Freitag, 28. April 2017

Das Urlicht

Ostern ist das Fest des Lebens. Darum ist es auch das Fest des Lichts. Sei es in den biblischen Berichten, sei es in der Liturgie der katholischen Kirche: Das Osterlicht als Fanal des Lebens ist prägend.

In der Osternacht wird das siegreiche Licht der Osterkerze mit dem dreimaligen Ruf Lumen Christi in den dunklen Kirchenraum getragen. Johannes, der Apostel und Evangelist, schreibt von der dritten Erscheinung des Auferstandenen am See von Tiberias, und sie ereignet sich bezeichnenderweise im anbrechenden Morgenlicht des neuen Tages.

Leben und Licht. Licht und Leben.

Es ist nur folgerichtig, daß die Kunst diesen Einklang aufspürt und weiterreicht, so etwa Mahlers zweite Symphonie, die sogenannte Auferstehungssymphonie. Im ekstatischen letzten Satz des fünfsätzigen Werks heißt es: Sterben werd’ ich, um zu leben! Auferstehen, ja auferstehen wirst du, mein Herz, in einem Nu!

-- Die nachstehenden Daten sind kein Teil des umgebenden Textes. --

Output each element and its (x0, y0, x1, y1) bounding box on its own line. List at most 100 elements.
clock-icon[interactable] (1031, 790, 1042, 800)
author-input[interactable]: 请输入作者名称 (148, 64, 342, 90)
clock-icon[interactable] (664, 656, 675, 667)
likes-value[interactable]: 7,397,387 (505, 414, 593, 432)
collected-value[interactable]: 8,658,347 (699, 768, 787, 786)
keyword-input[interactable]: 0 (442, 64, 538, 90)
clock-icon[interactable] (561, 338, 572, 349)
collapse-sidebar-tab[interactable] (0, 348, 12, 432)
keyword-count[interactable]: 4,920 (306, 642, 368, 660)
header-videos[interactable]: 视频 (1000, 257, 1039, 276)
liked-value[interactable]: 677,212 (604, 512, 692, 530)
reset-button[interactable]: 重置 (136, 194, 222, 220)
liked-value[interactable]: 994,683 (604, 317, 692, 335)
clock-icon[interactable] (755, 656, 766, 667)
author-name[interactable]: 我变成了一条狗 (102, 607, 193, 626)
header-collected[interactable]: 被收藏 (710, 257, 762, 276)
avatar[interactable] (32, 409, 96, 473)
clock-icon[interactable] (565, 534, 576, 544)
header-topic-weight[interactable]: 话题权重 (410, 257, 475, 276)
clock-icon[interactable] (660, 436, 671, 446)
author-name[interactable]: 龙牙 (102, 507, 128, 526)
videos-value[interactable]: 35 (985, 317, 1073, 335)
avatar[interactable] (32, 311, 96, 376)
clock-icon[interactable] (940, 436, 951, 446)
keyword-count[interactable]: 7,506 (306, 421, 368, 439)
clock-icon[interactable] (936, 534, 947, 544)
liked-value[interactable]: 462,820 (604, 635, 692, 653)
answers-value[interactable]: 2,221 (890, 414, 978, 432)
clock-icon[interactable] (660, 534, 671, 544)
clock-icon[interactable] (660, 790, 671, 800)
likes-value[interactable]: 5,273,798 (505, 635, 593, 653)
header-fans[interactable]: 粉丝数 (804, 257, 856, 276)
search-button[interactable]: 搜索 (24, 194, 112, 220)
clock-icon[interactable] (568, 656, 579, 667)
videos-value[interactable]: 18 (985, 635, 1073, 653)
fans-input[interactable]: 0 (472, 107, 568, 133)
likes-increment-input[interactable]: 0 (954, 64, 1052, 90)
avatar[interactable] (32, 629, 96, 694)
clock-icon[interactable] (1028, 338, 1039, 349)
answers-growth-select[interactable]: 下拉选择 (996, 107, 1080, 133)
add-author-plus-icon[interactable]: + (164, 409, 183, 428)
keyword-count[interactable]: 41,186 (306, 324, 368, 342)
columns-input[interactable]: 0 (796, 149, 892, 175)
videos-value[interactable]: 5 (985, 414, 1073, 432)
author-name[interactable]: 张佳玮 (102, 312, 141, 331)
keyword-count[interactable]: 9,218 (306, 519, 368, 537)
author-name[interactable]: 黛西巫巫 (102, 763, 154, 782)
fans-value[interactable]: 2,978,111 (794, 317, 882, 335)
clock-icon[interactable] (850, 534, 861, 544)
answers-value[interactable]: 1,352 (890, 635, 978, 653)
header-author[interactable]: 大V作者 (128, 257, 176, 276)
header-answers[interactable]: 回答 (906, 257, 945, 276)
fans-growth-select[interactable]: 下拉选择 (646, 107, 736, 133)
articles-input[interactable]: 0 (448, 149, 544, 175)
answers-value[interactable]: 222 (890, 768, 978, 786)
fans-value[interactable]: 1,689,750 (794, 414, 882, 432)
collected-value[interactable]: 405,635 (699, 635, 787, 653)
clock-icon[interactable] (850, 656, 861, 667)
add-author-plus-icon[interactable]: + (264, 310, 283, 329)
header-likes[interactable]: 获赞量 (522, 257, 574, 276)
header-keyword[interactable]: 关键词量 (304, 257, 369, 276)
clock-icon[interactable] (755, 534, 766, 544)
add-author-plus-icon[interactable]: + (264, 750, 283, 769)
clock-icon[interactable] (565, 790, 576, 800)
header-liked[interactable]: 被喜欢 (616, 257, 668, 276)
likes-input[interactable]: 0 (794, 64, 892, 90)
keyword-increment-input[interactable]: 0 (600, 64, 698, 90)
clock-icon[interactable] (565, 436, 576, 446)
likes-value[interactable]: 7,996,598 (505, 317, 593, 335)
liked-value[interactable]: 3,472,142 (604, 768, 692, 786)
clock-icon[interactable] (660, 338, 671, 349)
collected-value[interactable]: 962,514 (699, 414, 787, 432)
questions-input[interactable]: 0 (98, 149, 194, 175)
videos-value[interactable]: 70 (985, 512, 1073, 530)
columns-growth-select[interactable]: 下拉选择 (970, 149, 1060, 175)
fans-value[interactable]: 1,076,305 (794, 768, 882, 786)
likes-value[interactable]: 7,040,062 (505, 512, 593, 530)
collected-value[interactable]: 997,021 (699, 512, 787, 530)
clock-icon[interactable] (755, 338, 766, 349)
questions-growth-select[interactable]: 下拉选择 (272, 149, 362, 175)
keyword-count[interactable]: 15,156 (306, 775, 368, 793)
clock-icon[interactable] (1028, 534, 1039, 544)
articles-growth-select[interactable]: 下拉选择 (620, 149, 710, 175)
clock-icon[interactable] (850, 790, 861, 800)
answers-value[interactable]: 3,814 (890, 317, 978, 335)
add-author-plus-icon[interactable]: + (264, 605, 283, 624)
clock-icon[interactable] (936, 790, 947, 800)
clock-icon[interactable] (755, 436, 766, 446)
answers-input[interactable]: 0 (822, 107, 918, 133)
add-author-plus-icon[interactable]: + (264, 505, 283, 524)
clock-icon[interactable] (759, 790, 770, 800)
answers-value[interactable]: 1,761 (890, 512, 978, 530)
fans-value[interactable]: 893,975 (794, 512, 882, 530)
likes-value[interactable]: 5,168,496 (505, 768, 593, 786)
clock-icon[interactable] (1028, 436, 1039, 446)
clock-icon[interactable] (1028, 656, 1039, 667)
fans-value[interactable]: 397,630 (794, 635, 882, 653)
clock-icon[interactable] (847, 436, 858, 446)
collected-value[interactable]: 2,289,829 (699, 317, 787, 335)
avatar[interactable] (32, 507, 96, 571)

Vorausgegangen ist im vierten Satz die berühmte Vertonung aus Des Knaben Wunderhorn mit dem Titel Das Urlicht. Der Text des Volksliedes ist rührend und einfach zugleich:
O Röschen roth!
Der Mensch liegt in größter Noth,
Der Mensch liegt in größter Pein,
Je lieber möcht ich im Himmel seyn.
Da kam ich auf einen breiten Weg,
Da kam ein Engellein und wollt mich abweisen,
Ach nein, ich ließ mich nicht abweisen.
Ich bin von Gott, ich will wieder zu Gott,
Der liebe Gott wird mir ein Lichtchen geben,
Wird leuchten mir bis in das ewig selig Leben.
Das unauslöschliche Licht weist den Weg. Der Weg führt zum Ursprung des Lebens, zu Gott selbst. Und genauso geschieht die Heilung der kranken Endlichkeit.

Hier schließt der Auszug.